Para o defensor federal, se for comprovado que o estado não poderia doar os terrenos, ainda existe uma saída jurídica que pode beneficiar os moradores dessas duas regiões. De acordo com a Medida Provisória (MP 2.220/2001), ela concede o direito real de uso, para fins de moradia para os que já estavam nesses imóveis cinco anos antes da promulgação da MP, de 1996 até 2001,. “Esses vão poder ficar. E quem não estava pode conferir esse direito junto aos órgãos da Secretaria da União, mas isso também depende de vontade política. Eu não vejo qual o interesse que a União tem naquela área, já que não imprime nenhum risco por estar às margens da rodovia ou da linha. Mostrei ao juiz a cidade toda, principalmente na área beirando a linha do trem para mostrar a situação que é muito complicada e envolve praticamente o município inteiro, pois tem muitas casas e imóveis comerciais, que geram emprego e renda. Agora, temos que aguardar quais os próximos passos do processo”, completou.

Segundo o juiz Aloysio Cavalcante, apesar de esse ter sido um momento meramente probatório, as provas são fundamentais para avaliar até que ponto essas reintegrações de posse vão ser concedidas, e se de fato elas vão acontecer.

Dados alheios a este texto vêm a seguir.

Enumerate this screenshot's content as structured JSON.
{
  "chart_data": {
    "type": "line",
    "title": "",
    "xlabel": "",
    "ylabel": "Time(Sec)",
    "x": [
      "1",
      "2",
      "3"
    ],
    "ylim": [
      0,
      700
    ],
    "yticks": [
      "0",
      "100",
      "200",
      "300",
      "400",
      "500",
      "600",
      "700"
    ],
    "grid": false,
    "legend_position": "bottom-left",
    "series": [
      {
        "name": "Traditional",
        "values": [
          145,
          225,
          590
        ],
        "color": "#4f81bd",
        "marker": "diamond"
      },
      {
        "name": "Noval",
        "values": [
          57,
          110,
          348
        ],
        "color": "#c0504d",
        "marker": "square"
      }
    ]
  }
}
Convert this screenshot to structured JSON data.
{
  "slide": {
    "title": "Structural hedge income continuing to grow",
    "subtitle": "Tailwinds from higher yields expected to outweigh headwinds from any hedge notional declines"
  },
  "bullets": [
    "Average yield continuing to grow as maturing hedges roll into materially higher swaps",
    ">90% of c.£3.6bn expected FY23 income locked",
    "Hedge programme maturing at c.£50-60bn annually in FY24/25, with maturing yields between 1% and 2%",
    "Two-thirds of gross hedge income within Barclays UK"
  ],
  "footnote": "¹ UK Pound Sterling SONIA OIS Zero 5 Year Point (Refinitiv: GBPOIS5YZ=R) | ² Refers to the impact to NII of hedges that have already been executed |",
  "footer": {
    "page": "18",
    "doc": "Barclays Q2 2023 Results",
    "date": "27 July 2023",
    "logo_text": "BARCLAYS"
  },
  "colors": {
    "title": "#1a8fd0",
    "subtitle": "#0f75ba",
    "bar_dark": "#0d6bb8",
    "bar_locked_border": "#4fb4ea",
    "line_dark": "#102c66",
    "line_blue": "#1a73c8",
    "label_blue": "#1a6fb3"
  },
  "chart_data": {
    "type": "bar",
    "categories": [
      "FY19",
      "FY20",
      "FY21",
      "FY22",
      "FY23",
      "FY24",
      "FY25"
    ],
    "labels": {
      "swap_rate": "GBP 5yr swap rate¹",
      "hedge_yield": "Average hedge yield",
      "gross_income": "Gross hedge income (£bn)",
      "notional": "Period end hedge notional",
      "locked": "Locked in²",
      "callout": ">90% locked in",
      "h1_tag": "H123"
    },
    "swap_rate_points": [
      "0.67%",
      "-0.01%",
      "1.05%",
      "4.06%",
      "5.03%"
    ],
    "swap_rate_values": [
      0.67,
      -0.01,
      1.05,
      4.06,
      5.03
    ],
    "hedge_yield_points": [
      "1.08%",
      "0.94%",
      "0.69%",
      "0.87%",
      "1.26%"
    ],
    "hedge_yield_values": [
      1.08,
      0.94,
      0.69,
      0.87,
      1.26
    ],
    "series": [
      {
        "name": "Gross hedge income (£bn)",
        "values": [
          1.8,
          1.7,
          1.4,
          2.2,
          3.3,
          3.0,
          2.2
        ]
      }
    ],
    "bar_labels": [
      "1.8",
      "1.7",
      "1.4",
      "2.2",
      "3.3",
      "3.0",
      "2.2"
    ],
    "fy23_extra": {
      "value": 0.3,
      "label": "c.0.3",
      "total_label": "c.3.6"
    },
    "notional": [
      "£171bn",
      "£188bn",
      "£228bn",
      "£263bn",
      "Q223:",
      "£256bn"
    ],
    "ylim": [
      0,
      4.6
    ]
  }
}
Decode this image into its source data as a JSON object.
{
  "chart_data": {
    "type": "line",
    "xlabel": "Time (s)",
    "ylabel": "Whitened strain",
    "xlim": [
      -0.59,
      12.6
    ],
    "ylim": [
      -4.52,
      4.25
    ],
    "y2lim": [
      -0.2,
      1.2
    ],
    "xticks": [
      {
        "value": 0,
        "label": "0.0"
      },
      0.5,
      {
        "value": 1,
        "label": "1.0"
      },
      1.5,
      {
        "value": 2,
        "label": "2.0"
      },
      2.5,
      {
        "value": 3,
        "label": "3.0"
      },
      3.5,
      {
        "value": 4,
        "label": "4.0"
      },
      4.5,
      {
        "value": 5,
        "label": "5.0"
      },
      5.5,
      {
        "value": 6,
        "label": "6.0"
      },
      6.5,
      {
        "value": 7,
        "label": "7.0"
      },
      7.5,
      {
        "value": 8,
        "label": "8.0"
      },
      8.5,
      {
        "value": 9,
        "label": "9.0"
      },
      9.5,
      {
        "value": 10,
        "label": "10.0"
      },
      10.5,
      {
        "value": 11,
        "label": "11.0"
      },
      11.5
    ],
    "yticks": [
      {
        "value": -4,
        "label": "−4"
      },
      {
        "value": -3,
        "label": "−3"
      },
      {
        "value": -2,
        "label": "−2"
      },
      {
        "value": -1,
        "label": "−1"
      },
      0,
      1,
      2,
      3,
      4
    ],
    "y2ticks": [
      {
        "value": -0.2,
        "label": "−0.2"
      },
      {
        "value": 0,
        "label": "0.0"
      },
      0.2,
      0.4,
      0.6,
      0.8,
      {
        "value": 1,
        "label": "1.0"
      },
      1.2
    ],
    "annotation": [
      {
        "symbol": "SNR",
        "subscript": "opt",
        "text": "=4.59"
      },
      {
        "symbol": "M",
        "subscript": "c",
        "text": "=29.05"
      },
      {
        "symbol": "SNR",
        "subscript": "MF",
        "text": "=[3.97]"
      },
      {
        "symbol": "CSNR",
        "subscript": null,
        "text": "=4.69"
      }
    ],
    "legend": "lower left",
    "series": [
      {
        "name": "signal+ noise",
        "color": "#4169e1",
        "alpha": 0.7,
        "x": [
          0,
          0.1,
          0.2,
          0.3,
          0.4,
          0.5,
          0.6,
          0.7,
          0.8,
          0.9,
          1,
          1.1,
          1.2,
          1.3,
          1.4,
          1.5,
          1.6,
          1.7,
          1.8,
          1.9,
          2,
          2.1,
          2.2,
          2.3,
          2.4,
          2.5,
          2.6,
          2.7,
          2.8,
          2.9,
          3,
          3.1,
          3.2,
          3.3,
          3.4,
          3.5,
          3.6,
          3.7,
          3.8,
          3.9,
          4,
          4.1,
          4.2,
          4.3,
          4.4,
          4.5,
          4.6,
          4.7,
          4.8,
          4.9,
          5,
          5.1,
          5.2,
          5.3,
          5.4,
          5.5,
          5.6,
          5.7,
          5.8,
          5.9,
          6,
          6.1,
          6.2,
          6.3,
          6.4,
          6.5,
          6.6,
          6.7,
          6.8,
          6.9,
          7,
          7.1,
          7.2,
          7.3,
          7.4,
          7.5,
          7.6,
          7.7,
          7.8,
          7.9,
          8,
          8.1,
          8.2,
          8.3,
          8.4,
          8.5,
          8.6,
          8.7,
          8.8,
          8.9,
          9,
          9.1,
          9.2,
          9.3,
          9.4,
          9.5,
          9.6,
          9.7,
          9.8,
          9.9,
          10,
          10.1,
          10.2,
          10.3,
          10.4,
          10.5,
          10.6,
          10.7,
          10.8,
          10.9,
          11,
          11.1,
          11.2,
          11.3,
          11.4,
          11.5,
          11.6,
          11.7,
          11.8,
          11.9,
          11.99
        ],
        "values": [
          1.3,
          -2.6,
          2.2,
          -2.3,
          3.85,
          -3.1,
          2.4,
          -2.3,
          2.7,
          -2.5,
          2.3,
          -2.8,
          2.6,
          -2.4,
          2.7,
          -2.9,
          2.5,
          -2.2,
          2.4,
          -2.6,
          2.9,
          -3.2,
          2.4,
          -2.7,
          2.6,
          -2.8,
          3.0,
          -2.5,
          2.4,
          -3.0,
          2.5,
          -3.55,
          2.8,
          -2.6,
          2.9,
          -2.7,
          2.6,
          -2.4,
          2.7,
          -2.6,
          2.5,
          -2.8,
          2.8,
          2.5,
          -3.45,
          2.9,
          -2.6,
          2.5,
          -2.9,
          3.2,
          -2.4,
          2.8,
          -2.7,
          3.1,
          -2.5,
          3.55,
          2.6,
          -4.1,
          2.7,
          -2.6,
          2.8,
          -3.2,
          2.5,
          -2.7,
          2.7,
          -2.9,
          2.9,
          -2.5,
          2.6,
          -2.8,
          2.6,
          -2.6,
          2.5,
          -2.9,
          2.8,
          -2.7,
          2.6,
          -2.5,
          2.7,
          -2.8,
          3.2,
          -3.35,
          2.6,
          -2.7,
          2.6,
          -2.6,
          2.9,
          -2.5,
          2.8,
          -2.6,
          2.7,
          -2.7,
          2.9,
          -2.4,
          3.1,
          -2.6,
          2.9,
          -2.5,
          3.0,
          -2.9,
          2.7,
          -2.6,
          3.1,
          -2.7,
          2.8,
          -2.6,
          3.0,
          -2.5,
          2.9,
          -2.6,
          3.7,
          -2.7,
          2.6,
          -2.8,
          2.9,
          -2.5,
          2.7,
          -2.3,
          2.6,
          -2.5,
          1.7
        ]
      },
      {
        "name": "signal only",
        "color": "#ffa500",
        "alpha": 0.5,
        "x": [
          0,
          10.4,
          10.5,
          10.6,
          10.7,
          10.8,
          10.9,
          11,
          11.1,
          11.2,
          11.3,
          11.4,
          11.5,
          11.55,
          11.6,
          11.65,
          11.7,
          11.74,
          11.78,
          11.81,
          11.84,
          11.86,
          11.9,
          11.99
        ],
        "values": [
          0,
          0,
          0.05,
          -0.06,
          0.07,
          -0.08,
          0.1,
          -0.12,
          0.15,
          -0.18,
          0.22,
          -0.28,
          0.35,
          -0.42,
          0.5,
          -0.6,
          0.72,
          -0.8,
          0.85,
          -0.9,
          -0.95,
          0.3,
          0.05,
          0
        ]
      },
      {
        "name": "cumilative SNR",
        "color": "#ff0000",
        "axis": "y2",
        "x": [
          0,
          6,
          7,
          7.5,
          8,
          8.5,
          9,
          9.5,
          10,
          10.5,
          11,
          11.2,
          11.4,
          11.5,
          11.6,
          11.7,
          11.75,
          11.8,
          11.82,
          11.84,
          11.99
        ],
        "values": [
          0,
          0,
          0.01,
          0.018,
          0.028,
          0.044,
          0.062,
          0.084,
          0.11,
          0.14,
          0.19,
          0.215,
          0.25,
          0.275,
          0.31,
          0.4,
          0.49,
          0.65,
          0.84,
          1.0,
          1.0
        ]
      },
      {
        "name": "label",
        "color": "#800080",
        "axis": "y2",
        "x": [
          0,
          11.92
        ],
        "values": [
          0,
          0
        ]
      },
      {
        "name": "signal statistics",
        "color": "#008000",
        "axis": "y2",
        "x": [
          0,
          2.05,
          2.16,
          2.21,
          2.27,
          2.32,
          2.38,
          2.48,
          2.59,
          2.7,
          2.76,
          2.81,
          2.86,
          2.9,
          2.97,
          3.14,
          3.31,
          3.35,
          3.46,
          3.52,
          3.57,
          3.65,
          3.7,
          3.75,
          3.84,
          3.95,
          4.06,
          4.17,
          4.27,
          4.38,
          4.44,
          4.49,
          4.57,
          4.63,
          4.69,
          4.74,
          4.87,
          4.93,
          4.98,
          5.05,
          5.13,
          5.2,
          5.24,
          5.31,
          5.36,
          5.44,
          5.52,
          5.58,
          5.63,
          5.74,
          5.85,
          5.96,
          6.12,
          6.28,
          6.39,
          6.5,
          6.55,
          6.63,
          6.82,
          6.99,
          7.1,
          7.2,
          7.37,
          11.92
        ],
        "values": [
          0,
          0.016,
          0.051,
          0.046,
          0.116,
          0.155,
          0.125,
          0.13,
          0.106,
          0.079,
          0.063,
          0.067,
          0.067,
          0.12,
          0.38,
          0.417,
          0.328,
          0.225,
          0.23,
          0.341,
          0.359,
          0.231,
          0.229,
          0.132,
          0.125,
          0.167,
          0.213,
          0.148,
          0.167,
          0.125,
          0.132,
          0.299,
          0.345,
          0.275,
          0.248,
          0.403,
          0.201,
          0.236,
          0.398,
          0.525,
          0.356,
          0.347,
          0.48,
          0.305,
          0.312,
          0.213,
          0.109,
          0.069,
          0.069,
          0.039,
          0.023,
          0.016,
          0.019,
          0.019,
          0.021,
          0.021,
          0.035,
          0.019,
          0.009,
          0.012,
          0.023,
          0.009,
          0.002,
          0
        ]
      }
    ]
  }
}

Para ele, nenhum mérito será adiantado. “Sabemos que há impactos sociais nisso e a inspeção judicial serve para aferir in loco como está a situação posta e as medições. Por isso que eu marquei de vir para cá justamente no mesmo dia da vistoria, porque é uma questão técnica. Procedemos a inspeção, que na verdade não substitui a perícia, e nenhum mérito será adiantado. Tenho que analisar as provas dos autos e verificar a pretensão de cada parte cada parte, tanto o DNIT e da Transnordestina, que querem regularizar os imóveis, e por outro lado, as pessoas que estão aqui há muito tempo e que buscam com representantes da União permanecer em seus imóveis. Não posso adiantar nenhum mérito e nem desfecho dos autos para evitar uma repercussão antecipada e desnecessária”, afirmou o juiz.